Exploratory analyses looked into the clustering of countries based on patterns of fundamental social motives, finding surprising similarities between cultures that are traditionally categorized as quite different. For example, in Wave 2, Colombia and Lebanon clustered with post-communist European societies, while South Korea closely clustered with Canada in both waves. These patterns reveal that fundamental social motives do not cluster around the traditional “West” vs. “Rest” or “Rich” vs. “Poor” categories.

As for future directions, the researcher said, “We have collected a large dataset that we have only just begun to explore. The next set of questions we are interested in addressing is to find out why people in different places may tend to prioritize different motives. What cross-cultural differences, such as cultural values or ecological factors, might lead to differences in people’s tendency to prioritize certain fundamental motives across societies? Do factors like age, gender, and socioeconomic status affect people’s prioritization of fundamental motives in the same ways around the world? This dataset will allow us to begin to answer questions such as these.”

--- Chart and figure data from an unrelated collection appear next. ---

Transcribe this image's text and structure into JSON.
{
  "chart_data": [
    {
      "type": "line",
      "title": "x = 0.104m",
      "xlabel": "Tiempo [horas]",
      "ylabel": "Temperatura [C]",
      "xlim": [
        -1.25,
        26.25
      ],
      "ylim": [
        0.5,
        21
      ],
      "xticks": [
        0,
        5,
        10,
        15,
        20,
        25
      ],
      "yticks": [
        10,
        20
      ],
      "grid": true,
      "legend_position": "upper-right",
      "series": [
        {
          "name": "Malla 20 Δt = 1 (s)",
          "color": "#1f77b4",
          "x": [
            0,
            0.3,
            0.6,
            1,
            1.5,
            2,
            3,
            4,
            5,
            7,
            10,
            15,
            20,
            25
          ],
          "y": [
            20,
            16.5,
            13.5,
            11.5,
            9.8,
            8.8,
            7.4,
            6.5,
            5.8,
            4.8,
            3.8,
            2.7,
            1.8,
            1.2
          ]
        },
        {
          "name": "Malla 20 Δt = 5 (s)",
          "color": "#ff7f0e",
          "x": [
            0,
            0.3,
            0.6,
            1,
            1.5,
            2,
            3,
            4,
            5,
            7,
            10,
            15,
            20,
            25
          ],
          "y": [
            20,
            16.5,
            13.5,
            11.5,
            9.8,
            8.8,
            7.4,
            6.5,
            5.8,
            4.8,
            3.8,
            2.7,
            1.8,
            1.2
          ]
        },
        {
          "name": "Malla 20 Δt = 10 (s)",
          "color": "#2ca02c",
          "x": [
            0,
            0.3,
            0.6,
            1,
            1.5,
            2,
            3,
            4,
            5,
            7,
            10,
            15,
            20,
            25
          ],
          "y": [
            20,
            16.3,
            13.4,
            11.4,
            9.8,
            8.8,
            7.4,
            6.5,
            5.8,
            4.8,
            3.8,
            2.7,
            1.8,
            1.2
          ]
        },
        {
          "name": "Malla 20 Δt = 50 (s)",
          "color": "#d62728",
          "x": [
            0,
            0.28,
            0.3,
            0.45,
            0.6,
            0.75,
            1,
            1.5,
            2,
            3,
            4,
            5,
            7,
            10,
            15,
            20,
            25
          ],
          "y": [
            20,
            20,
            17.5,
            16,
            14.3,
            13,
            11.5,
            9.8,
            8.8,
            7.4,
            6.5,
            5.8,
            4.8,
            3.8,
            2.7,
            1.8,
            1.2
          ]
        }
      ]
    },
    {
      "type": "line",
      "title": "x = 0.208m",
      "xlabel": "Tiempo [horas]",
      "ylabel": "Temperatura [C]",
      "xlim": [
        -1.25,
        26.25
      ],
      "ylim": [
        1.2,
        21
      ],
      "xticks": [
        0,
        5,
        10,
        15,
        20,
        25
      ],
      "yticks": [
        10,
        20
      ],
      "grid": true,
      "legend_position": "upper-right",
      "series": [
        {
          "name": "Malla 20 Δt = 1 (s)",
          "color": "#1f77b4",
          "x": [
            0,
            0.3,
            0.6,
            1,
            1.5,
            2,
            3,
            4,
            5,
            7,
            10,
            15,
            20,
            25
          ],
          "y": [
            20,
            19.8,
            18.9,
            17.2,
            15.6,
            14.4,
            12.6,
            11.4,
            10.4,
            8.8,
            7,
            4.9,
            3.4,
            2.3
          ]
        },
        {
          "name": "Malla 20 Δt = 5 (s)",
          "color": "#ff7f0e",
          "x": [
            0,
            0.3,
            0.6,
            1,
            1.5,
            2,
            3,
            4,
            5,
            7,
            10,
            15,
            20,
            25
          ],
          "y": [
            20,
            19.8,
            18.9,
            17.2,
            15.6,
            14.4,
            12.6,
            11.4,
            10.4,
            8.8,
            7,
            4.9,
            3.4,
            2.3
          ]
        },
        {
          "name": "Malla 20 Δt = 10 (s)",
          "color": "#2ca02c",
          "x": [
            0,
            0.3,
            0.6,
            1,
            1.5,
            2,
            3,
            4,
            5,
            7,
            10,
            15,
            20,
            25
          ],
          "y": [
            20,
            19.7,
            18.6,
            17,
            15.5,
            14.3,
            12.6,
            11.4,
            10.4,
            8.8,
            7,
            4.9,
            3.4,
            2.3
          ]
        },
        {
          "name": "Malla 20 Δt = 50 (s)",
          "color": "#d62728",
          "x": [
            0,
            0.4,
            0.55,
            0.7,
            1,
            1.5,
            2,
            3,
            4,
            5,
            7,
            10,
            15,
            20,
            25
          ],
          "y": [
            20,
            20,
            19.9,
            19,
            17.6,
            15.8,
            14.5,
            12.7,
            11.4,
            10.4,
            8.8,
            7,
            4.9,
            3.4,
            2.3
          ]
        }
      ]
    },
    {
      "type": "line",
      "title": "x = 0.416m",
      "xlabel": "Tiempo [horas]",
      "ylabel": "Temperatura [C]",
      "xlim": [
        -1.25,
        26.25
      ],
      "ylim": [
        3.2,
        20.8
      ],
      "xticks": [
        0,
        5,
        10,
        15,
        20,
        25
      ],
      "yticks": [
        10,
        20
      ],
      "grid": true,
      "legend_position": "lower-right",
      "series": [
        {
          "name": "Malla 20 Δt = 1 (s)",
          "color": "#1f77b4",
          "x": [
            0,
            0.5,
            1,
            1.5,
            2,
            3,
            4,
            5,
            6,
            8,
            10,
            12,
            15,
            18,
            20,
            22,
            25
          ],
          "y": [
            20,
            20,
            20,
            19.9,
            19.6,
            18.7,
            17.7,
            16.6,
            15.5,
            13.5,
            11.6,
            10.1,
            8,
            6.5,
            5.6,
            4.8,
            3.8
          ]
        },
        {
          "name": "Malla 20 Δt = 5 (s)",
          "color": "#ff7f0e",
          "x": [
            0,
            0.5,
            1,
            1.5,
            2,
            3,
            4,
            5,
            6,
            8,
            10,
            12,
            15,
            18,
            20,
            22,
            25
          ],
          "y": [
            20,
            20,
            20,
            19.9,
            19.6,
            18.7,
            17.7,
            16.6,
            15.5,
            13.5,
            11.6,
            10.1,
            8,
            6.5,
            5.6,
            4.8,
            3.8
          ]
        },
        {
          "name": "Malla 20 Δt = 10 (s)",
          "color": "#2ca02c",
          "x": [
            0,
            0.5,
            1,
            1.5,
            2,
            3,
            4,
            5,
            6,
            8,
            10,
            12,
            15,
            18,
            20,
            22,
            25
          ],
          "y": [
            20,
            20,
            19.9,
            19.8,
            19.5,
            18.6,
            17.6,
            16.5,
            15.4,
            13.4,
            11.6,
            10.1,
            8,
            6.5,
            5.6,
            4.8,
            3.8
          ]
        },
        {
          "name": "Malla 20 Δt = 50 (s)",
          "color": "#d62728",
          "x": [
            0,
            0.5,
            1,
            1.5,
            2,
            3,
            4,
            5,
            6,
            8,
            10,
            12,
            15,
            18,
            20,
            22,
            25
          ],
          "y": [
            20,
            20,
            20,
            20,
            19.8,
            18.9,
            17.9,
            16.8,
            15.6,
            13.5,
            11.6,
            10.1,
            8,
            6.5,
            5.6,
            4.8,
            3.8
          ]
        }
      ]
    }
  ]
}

The paper, “Fundamental social motives measured across forty-two cultures in two waves”, was authored by Cari M. Pick, Ahra Ko, Douglas T. Kenrick, Adi Wiezel, Alexandra S. Wormley, Edmond Awad, Laith Al-Shawaf, Oumar Barry, Yoella Bereby-Meyer, Watcharaporn Boonyasiriwat, Eduard Brandstätter, Suzan Ceylan-Batur, Bryan K. C. Choy, Ana Carla Crispim, Julio Eduardo Cruz, Daniel David, Oana A. David, Renata Pereira Defelipe, Pinar Elmas, Agustín Espinosa, Ana Maria Fernandez, Velichko H. Fetvadjiev, Stefka Fetvadjieva, Ronald Fischer, Silvia Galdi, Oscar Javier Galindo-Caballero, Elena V. Golovina, Galina M. Golovina, Luis Gomez-Jacinto, Sylvie Graf, Igor Grossmann, Pelin Gul, Peter Halama, Takeshi Hamamura, Shihui Han, Lina S. Hansson, Hidefumi Hitokoto, Martina Hřebíčková, Darinka Ilic, Jennifer Lee Johnson, Mane Kara-Yakoubian, Johannes A. Karl, Jinseok P. Kim, Michal Kohút, Julie Lasselin, Hwaryung Lee, Norman P. Li, Anthonieta Looman Mafra, Oksana Malanchuk, Simone Moran, Asuka Murata, Jinkyung Na, Serigne Abdou Lahat Ndiaye, Jiaqing O, Ike E. Onyishi, Eddieson Pasay-an, Muhammed Rizwan, Eric Roth, Sergio Salgado, Elena S. Samoylenko, Tatyana N. Savchenko, Catarina Sette, A. Timur Sevincer, Eric Skoog, Adrian Stanciu, Eunkook M. Suh, Daniel Sznycer, Thomas Talhelm, Fabian O. Ugwu, Ayse K. Uskul, Irem Uz, Jaroslava Varella Valentova, Marco Antonio Correa Varella, Liuqing Wei, Danilo Zambrano and Michael E. W. Varnum.